Клерки слушают. Те, что постарше, быстро опускают лица, серые, как старые папки, с делами, словно их всех привлекают перочистки, лежащие возле договоров; они не отводят глаз от чернильниц, от четко выписанных букв, от столов, за которыми сидят годами.

Жак смотрит на них, пока рабочий вынимает из портфеля бумаги. Клерки — такая же принадлежность нотариальной конторы, как и стулья, как весь ее ветхий инвентарь, в глазах их патрона цена им не больше. По выходе из своей «лавочки», они кашляют, спят, дремлют на ходу, они обалдели от работы, от спертого воздуха и чадящей печки. Они всегда готовы услужить, ловят расчетливые улыбки патрона, щедрого в делах общественных, в которых он принимает деятельное участие.

Но Жак видит, как те, что помоложе, прислушиваются. посмеиваются, шушукаются. Мальчик рассыльный корчит гримасы, большим пальцем он приплюснул себе нос, а двумя другими растянул рот. Это, верно, дань уважения старой даме. Двое клерков перешептываются и смеются. Молодой человек лет двадцати привстает, опирается на край стола, словно собирается говорить.

Затем снова садится; в глазах у него такое выражение, будто он совладал с собой.

Старший клерк выходит из застекленного закута. Это будущий чиновник министерства, прилизанный молодой человек в воротничке с отогнутыми углами, что придаст ему апломб, но сейчас он опасается какой-либо выходки со стороны этого умника.

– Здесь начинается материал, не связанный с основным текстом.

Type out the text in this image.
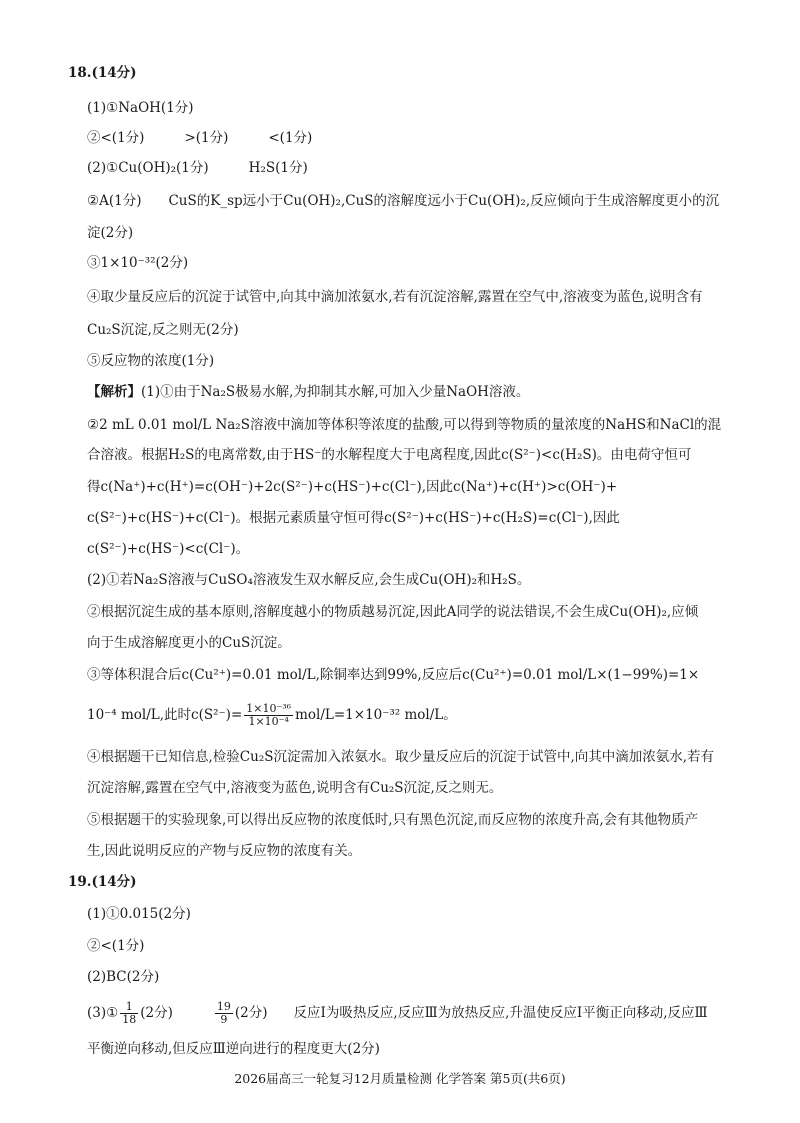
18.(14分)
(1)①NaOH(1分)
②<(1分)	>(1分)	<(1分)
(2)①Cu(OH)₂(1分)	H₂S(1分)
②A(1分)　　CuS的K_sp远小于Cu(OH)₂,CuS的溶解度远小于Cu(OH)₂,反应倾向于生成溶解度更小的沉
淀(2分)
③1×10⁻³²(2分)
④取少量反应后的沉淀于试管中,向其中滴加浓氨水,若有沉淀溶解,露置在空气中,溶液变为蓝色,说明含有
Cu₂S沉淀,反之则无(2分)
⑤反应物的浓度(1分)
【解析】(1)①由于Na₂S极易水解,为抑制其水解,可加入少量NaOH溶液。
②2 mL 0.01 mol/L Na₂S溶液中滴加等体积等浓度的盐酸,可以得到等物质的量浓度的NaHS和NaCl的混
合溶液。根据H₂S的电离常数,由于HS⁻的水解程度大于电离程度,因此c(S²⁻)<c(H₂S)。由电荷守恒可
得c(Na⁺)+c(H⁺)=c(OH⁻)+2c(S²⁻)+c(HS⁻)+c(Cl⁻),因此c(Na⁺)+c(H⁺)>c(OH⁻)+
c(S²⁻)+c(HS⁻)+c(Cl⁻)。根据元素质量守恒可得c(S²⁻)+c(HS⁻)+c(H₂S)=c(Cl⁻),因此
c(S²⁻)+c(HS⁻)<c(Cl⁻)。
(2)①若Na₂S溶液与CuSO₄溶液发生双水解反应,会生成Cu(OH)₂和H₂S。
②根据沉淀生成的基本原则,溶解度越小的物质越易沉淀,因此A同学的说法错误,不会生成Cu(OH)₂,应倾
向于生成溶解度更小的CuS沉淀。
③等体积混合后c(Cu²⁺)=0.01 mol/L,除铜率达到99%,反应后c(Cu²⁺)=0.01 mol/L×(1−99%)=1×
10⁻⁴ mol/L,此时$c(S^{2-})= \frac{\text{1×10⁻³⁶}}{\text{1×10⁻⁴}} mol/L=1\times 10^{-32}$ mol/L。
④根据题干已知信息,检验Cu₂S沉淀需加入浓氨水。取少量反应后的沉淀于试管中,向其中滴加浓氨水,若有
沉淀溶解,露置在空气中,溶液变为蓝色,说明含有Cu₂S沉淀,反之则无。
⑤根据题干的实验现象,可以得出反应物的浓度低时,只有黑色沉淀,而反应物的浓度升高,会有其他物质产
生,因此说明反应的产物与反应物的浓度有关。
19.(14分)
(1)①0.015(2分)
②<(1分)
(2)BC(2分)
(3)① $\frac{1}{18} (2$分)	$\frac{19}{9} (2$分) 反应Ⅰ为吸热反应,反应Ⅲ为放热反应,升温使反应Ⅰ平衡正向移动,反应Ⅲ
平衡逆向移动,但反应Ⅲ逆向进行的程度更大(2分)
2026届高三一轮复习12月质量检测 化学答案 第5页(共6页)
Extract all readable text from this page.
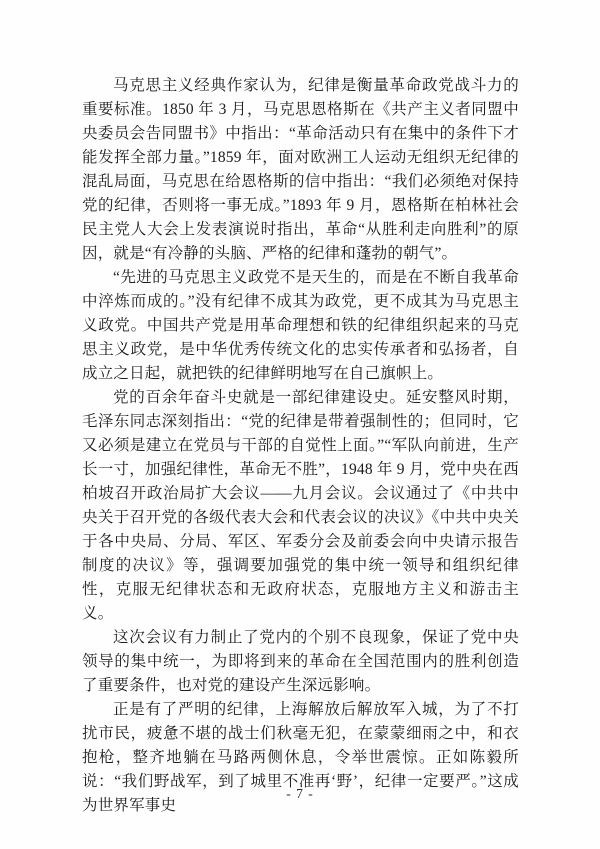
马克思主义经典作家认为，纪律是衡量革命政党战斗力的重要标准。1850 年 3 月，马克思恩格斯在《共产主义者同盟中央委员会告同盟书》中指出：“革命活动只有在集中的条件下才能发挥全部力量。”1859 年，面对欧洲工人运动无组织无纪律的混乱局面，马克思在给恩格斯的信中指出：“我们必须绝对保持党的纪律，否则将一事无成。”1893 年 9 月，恩格斯在柏林社会民主党人大会上发表演说时指出，革命“从胜利走向胜利”的原因，就是“有冷静的头脑、严格的纪律和蓬勃的朝气”。

“先进的马克思主义政党不是天生的，而是在不断自我革命中淬炼而成的。”没有纪律不成其为政党，更不成其为马克思主义政党。中国共产党是用革命理想和铁的纪律组织起来的马克思主义政党，是中华优秀传统文化的忠实传承者和弘扬者，自成立之日起，就把铁的纪律鲜明地写在自己旗帜上。

党的百余年奋斗史就是一部纪律建设史。延安整风时期，毛泽东同志深刻指出：“党的纪律是带着强制性的；但同时，它又必须是建立在党员与干部的自觉性上面。”“军队向前进，生产长一寸，加强纪律性，革命无不胜”，1948 年 9 月，党中央在西柏坡召开政治局扩大会议——九月会议。会议通过了《中共中央关于召开党的各级代表大会和代表会议的决议》《中共中央关于各中央局、分局、军区、军委分会及前委会向中央请示报告制度的决议》等，强调要加强党的集中统一领导和组织纪律性，克服无纪律状态和无政府状态，克服地方主义和游击主义。

这次会议有力制止了党内的个别不良现象，保证了党中央领导的集中统一，为即将到来的革命在全国范围内的胜利创造了重要条件，也对党的建设产生深远影响。

正是有了严明的纪律，上海解放后解放军入城，为了不打扰市民，疲惫不堪的战士们秋毫无犯，在蒙蒙细雨之中，和衣抱枪，整齐地躺在马路两侧休息，令举世震惊。正如陈毅所说：“我们野战军，到了城里不准再‘野’，纪律一定要严。”这成为世界军事史

- 7 -
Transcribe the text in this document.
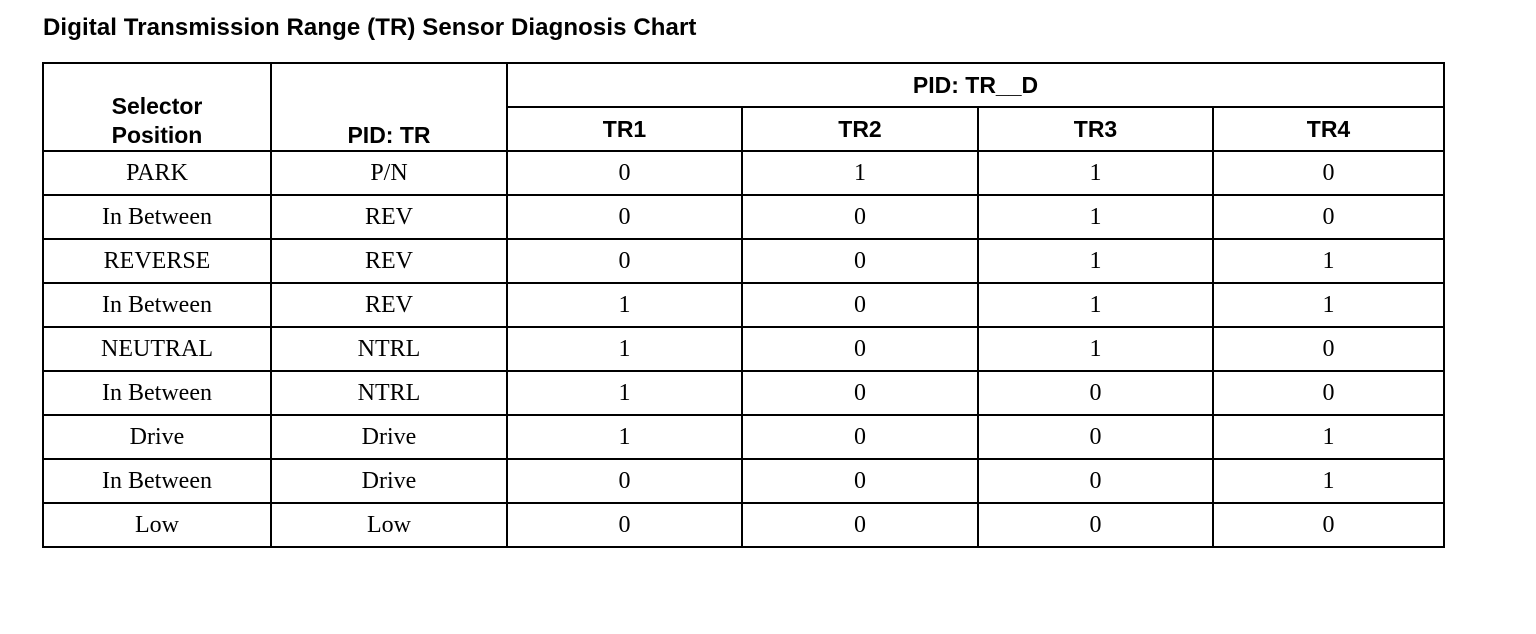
Digital Transmission Range (TR) Sensor Diagnosis Chart
Selector
Position	PID: TR	PID: TR__D			
		TR1	TR2	TR3	TR4
PARK	P/N	0	1	1	0
In Between	REV	0	0	1	0
REVERSE	REV	0	0	1	1
In Between	REV	1	0	1	1
NEUTRAL	NTRL	1	0	1	0
In Between	NTRL	1	0	0	0
Drive	Drive	1	0	0	1
In Between	Drive	0	0	0	1
Low	Low	0	0	0	0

— Оставьте ваше мнение при себе, Асселен.

Вся группа снова склонилась над делами.

Рабочий, долго рывшийся в портфеле, вытаскивает наконец нужную бумагу. К Жаку:

— Смотрите, вот, что он мне должен.

Жак читает.

Тетка мадам Руссен ерзает на стуле, она все еще нервно сжимает шиншилловый воротник. Она шокирована, и вместе со злостью в ней нарастает страх. Сардер внушает опасения, он готов на все, и то, что про него говорят, верно правда.

Старый рантье, на которого, кажется, не действует окружающее, с сонной покорностью смотрит на дверь в кабинет. Наконец, она отворяется, выпускает чету фермеров; пожав нотариусу руку, они топают по паркету подбитыми гвоздями башмаками.

Тетка Руссенов поднимается, нотариус кланяется ей очень почтительно. Сухопарое тело, облеченное в пышные нижние юбки и в платье из черной саржи, несколько мгновений колышется, затем исчезает за дверью.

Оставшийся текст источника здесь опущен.